On EstateSales.NET we use a small JavaScript snippet called loadCSS from the Filament Group to load our non critical CSS. This CSS contains plug-in CSS and some below the fold CSS. This asynchronously loads the CSS that is not critical for the initial rendering. Using this technique we can asynchronously load our font as well. In our base CSS file we declare our base fonts that we want the browser to initially use while the custom font is downloaded.

body {
font-family: Helvetica, Arial, 'Lucida Grande', sans-serif;
font-weight: 300;
font-size: 16px;
color: #2d2d2d;
}

This is the script that asynchronously loads our deferred CSS file. This script should be placed in the head of your html file.

function loadCSS(e, t, n) {
'use strict';
function o() {
var t;
for (var i = 0; i < s.length; i++) {
if (s[i].href && s[i].href.indexOf(e) > -1) {
t = true;
}
}
if (t) {
r.media = n || 'all';
} else {
setTimeout(o);
}
}
var r = window.document.createElement('link');
var i = t || window.document.getElementsByTagName('script')[0];
var s = window.document.styleSheets;
r.rel = 'stylesheet';
r.href = e;
r.media = 'only x';
i.parentNode.insertBefore(r, i);
o();
return r;
}
loadCSS('/deferred.css');

In our deferred.css we have the following lines:

@@font-face {
font-family: 'robotoregular';
url(data:application/x-font-woff;charset=utf-8;base64,d09GRg...
font-weight: normal;
font-style: normal;
}
body {
font-family: "robotoregular", Helvetica, Arial, "Lucida Grande", sans-serif;
}

The loadCSS script will asynchronously load our deferred CSS file and append the reference to the head of the document causing the CSS to be applied. The new rule with the robotoregular declaration with be triggered causing the browser to apply it to our page. The benefit here is while the file downloads the browser will display the text with one of the initial system fonts.

The first image you can see our font loads before render so the browser must wait until it loads before displaying text.

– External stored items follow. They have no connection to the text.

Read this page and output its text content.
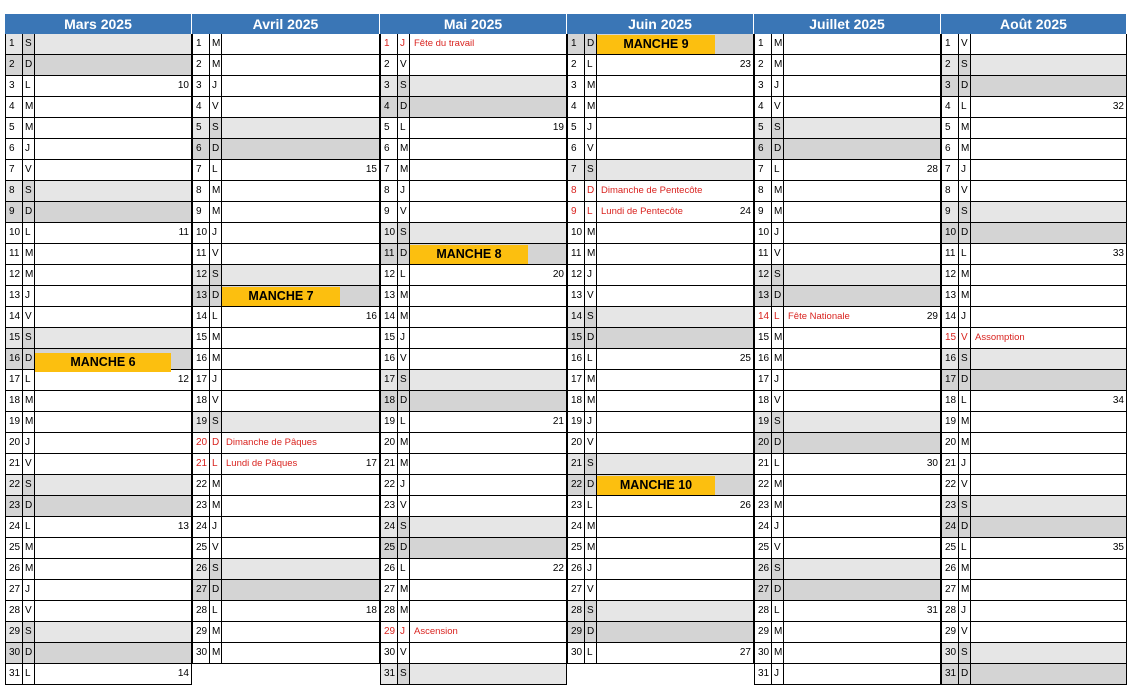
Mars 2025
1	S
2	D
3	L	10
4	M
5	M
6	J
7	V
8	S
9	D
10 L	11
11 M
12 M
13 J
14 V
15 S
16 D	MANCHE 6
17 L	12
18 M
19 M
20 J
21 V
22 S
23 D
24 L	13
25 M
26 M
27 J
28 V
29 S
30 D
31 L	14
Avril 2025
1	M
2	M
3	J
4	V
5	S
6	D
7	L	15
8	M
9	M
10 J
11 V
12 S
13 D	MANCHE 7
14 L	16
15 M
16 M
17 J
18 V
19 S
20 D Dimanche de Pâques
21 L Lundi de Pâques	17
22 M
23 M
24 J
25 V
26 S
27 D
28 L	18
29 M
30 M
Mai 2025
1	J Fête du travail
2	V
3	S
4	D
5	L	19
6	M
7	M
8	J
9	V
10 S
11 D	MANCHE 8
12 L	20
13 M
14 M
15 J
16 V
17 S
18 D
19 L	21
20 M
21 M
22 J
23 V
24 S
25 D
26 L	22
27 M
28 M
29 J Ascension
30 V
31 S
Juin 2025
1	D	MANCHE 9
2	L	23
3	M
4	M
5	J
6	V
7	S
8	D Dimanche de Pentecôte
9	L Lundi de Pentecôte	24
10 M
11 M
12 J
13 V
14 S
15 D
16 L	25
17 M
18 M
19 J
20 V
21 S
22 D	MANCHE 10
23 L	26
24 M
25 M
26 J
27 V
28 S
29 D
30 L	27
Juillet 2025
1	M
2	M
3	J
4	V
5	S
6	D
7	L	28
8	M
9	M
10 J
11 V
12 S
13 D
14 L Fête Nationale	29
15 M
16 M
17 J
18 V
19 S
20 D
21 L	30
22 M
23 M
24 J
25 V
26 S
27 D
28 L	31
29 M
30 M
31 J
Août 2025
1	V
2	S
3	D
4	L	32
5	M
6	M
7	J
8	V
9	S
10 D
11 L	33
12 M
13 M
14 J
15 V Assomption
16 S
17 D
18 L	34
19 M
20 M
21 J
22 V
23 S
24 D
25 L	35
26 M
27 M
28 J
29 V
30 S
31 D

Network breakdown of async loading of font

In the second image is our font deferred using loadCSS. The browser can render the page with a system font until the custom font in our deferred CSS is loaded.

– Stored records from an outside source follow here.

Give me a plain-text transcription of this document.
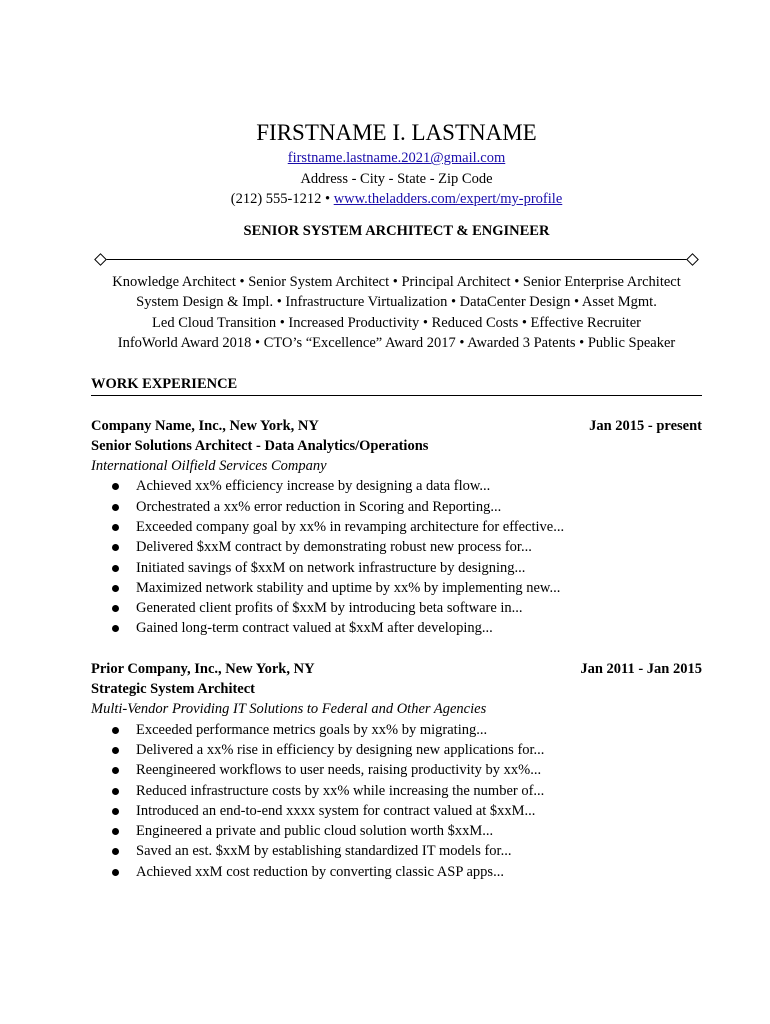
FIRSTNAME I. LASTNAME
firstname.lastname.2021@gmail.com
Address - City - State - Zip Code
(212) 555-1212 • www.theladders.com/expert/my-profile
SENIOR SYSTEM ARCHITECT & ENGINEER
Knowledge Architect • Senior System Architect • Principal Architect • Senior Enterprise Architect
System Design & Impl. • Infrastructure Virtualization • DataCenter Design • Asset Mgmt.
Led Cloud Transition • Increased Productivity • Reduced Costs • Effective Recruiter
InfoWorld Award 2018 • CTO’s “Excellence” Award 2017 • Awarded 3 Patents • Public Speaker
WORK EXPERIENCE
Company Name, Inc., New York, NY	Jan 2015 - present
Senior Solutions Architect - Data Analytics/Operations
International Oilfield Services Company
Achieved xx% efficiency increase by designing a data flow...
Orchestrated a xx% error reduction in Scoring and Reporting...
Exceeded company goal by xx% in revamping architecture for effective...
Delivered $xxM contract by demonstrating robust new process for...
Initiated savings of $xxM on network infrastructure by designing...
Maximized network stability and uptime by xx% by implementing new...
Generated client profits of $xxM by introducing beta software in...
Gained long-term contract valued at $xxM after developing...
Prior Company, Inc., New York, NY	Jan 2011 - Jan 2015
Strategic System Architect
Multi-Vendor Providing IT Solutions to Federal and Other Agencies
Exceeded performance metrics goals by xx% by migrating...
Delivered a xx% rise in efficiency by designing new applications for...
Reengineered workflows to user needs, raising productivity by xx%...
Reduced infrastructure costs by xx% while increasing the number of...
Introduced an end-to-end xxxx system for contract valued at $xxM...
Engineered a private and public cloud solution worth $xxM...
Saved an est. $xxM by establishing standardized IT models for...
Achieved xxM cost reduction by converting classic ASP apps...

Network breakdown of non async loading of font

Async loading our font has really improved our first time rendering speed. There are some pros and cons to this technique. The pros are it speeds up render and is a fairly simple technique to implement. The browser will keep our CSS embedded font in cache until we trigger an update. The downsides are FOUT will occur on the first page landing. Other downsides are browser cache can be unreliable causing the font and css be re-requested causing FOUT to occur again.

FOUT is a compromise we were willing take for a faster browsing experience especially on mobile. Also our body copy font is Roboto which is not a drastic change from our fall backs such as Helvetica. This helps FOUT not be as jarring to users. If you were to use a very stylistic font it would cause FOUT to be much more noticeable.

Web fonts can be complicated at times but run tests and find the technique that works best for your use case. New proposals for a font loading API are underway that will allow you to control the font loading/rendering behavior in the browser natively using CSS. You can view the proposal here github.com/KenjiBaheux/css-font-rendering/.